When we are kids we don’t need someone to tell us about God. God just is. God needs no explanation. God doesn’t even need to be called the word “God.” God is every moment, every breath, everything. As kids we aren’t worried about missing God. Not worried about needing to see or to find God because we know that God is. We feel ourselves as apart of God and we see God in every other. But it seems that as we grow older, our natural sense of spirit is tainted, our open eyes begin to close and we become asleep to the spiritual reality if we allow ourselves to focus more on this physical, material existence than make an effort to see deeply and to choose love out of our own freewill. We begin to learn more and more from our environment and the people in our lives who want to teach us everything they think that they know about life. We are taught ideas about the way everything is. Even spirituality becomes materialistic. We are taught to think of God as we think of a man and then we lose our real, intuitive spirituality.

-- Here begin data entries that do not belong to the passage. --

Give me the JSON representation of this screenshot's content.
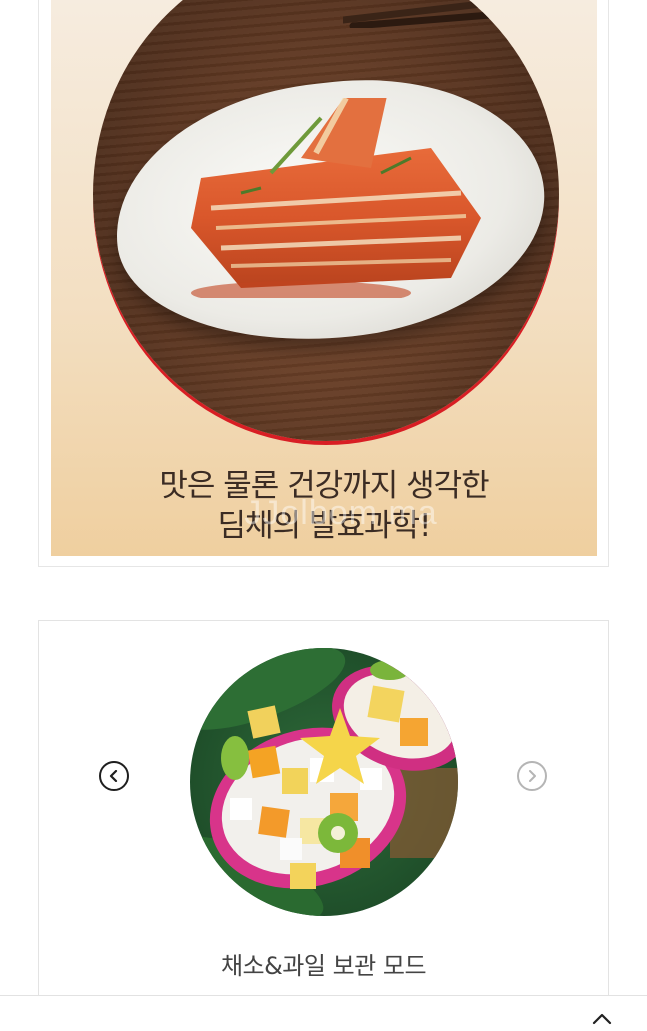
{
  "banner": {
    "line1": "맛은 물론 건강까지 생각한",
    "line2": "딤채의 발효과학!",
    "watermark": "JJolbom ma"
  },
  "slider": {
    "mode_label": "채소&과일 보관 모드",
    "prev_icon": "chevron-left-circle-icon",
    "next_icon": "chevron-right-circle-icon"
  },
  "footer": {
    "icon": "scroll-top-icon"
  },
  "colors": {
    "accent_red": "#d81e24",
    "banner_bg": "#f3dfc2",
    "text_dark": "#3b2c24"
  }
}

This yearning in me to seek the spirit is something that I have always had. I have always wanted to know myself as a spiritual being and to know what my purpose is here on earth. I have always felt lost to this popular materialistic mindset that is prevalent among society, even those claiming to be “spiritual.” It seems that even so-called spiritual seekers have developed a greater love for physical, material existence, material “spiritual” thoughts and ideas and a definite love of ease, than a true, deep, inner spirituality. Spirituality is often made only a comfortable part of a person’s physical, material existence, so that they never have to actually sacrifice anything in order to truly seek the spirit or to evolve themselves to a higher state of being or consciousness. Real knowledge and understanding of the spirit scares people. They don’t want to have to think deeply or to really get to know a person, even themselves. Everything is always just made comfortable and easy. This is something that I could never just accept for my life.

I’ve always longed to no longer feel myself as separate from spirit. To remember the deeper spiritual reality that I knew so well as a child. My whole life’s mission has been to discover that and to live according to this higher purpose. I don’t believe in arriving at any one truth or awakening and sitting comfortably with my attained discoveries and so-called “spirituality.” I believe in progressing, learning and growing continually in spirit and that it is not just a one time awakening that we are to encounter and live by forever.

The more I learn and grow spiritually, the more I am again finding that childlike trust in the evolution of my soul and of humanity. The more I make the effort to work at unlearning and digging deeply inside of myself, the more I see a transformation take place inside of me (little by little) and the more I can’t help but love life, others and our planet. The more I saturate my spirit with wisdom, the more I let go of petty worries and complaints and am able to once again open my eyes, as I did as a child. The more I endeavor to grow spiritually, the more I want to do good and be good out of my own freewill. The more I choose to set my mind on something higher than myself, the more I find true satisfaction for my spirit.